– Мы бы десантировали вас с оружием и взрывчаткой, если бы это было возможно.
Никогда еще я не слышал из уст Кондратьева столь неубедительной интонации. Вяло, лениво, заученно, словно непутевый ученик в сотый раз выдавал учителю одну и ту же придуманную причину невыученных уроков: я болел, у нас вырубили свет, я потерял дневник…
И смотрит, смотрит на меня, прожигает взглядом, слово хочет крикнуть: ну же, Андрей! ты понял, что я хочу тебе сказать? ты внимательно следишь за тем, что я тебе говорю?
Хрен поймешь этих фээсбэшников!! Говорят одно, другое на уме, третье в кармане, четвертое в рефлексах. Вот почему я никогда не отношусь к ним с доверием, хотя и работаю на них последние два года. Мне ближе по душе простые армейские командиры. У этих парней все четко и ясно, без недомолвок и намеков. Бить – значит бить, а не целовать.
Я всматривался в глаза Кондратьева до боли, но ничего в них не видел. Подмывало спросить открытым текстом, типа, Валера, я что-то не догоняю, говори прямо! Но, предупреждая меня, Кондратьев быстрым движением прижал палец к губам.
– Ну что? – со свежей интонацией громко спросил он. – Ты готов?
«Он боится прослушки», – понял я и, не думая больше о последствиях, не мучаясь вопросом, правильно ли я понял его мутные намеки, на одном дыхании произнес:
– Конечно, готов! А когда я отказывался послужить Родине?
По лицу полковника пробежала едва уловимая тень.
Кажется, я сказал что-то не то.
– Ну и замечательно, – пробормотал Кондратьев и ускоренной походкой двинулся к выходу из парка. – Замечательно…
Я поспешил за ним. Дождь усиливался. Теперь мои мысли были заняты вопросом, как я расскажу Миле о предстоящей «рыбалке». Дело в том, что завтра мы собирались на банкет в честь пятидесятилетия ее старшего брата Сергея. Уже подарок купили – какую-то нереальную космическую электрогитару, сверкающую лаком и неоновыми огнями. Миле придется идти одной.
Я заметил, что Кондратьев, идущий впереди меня, что-то нервно ищет в карманах, как будто сигареты. Но он никогда не курил.
– Замечательно, – бормотал он. – В шесть вечера за тобой заедет машина. «Хёндэ Туксан», номер – две шестерки девять. Твои бойцы уже ждут тебя в Чкаловском…

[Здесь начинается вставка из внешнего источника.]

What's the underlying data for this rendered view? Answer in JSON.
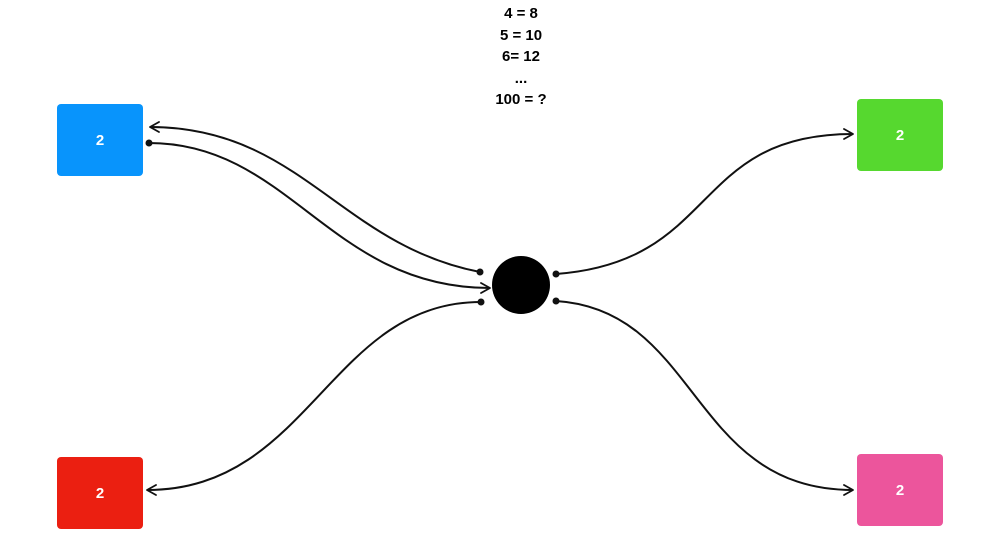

Он на ходу расстегивал верхние пуговицы плаща. Сунул руку в нагрудный карман… Я шел чуть сзади и не видел, что он оттуда достал. Ссутулил плечи, опустил голову… Казалось, что он, не останавливаясь, пытается собрать кубик Рубика.
На выходе из парка он резко остановился, повернулся ко мне. Я едва сдержал эмоции. Кондратьев смотрел на меня жестко и решительно.
– До встречи! – произнес он, протягивая мне руку. – Желаю удачи!
Пожимая его сухую, широкую ладонь, я почувствовал в ней скомканный обрывок бумаги. Принял его и сжал в кулаке. Что за конспирация?! Первый раз полковник так странно себя ведет!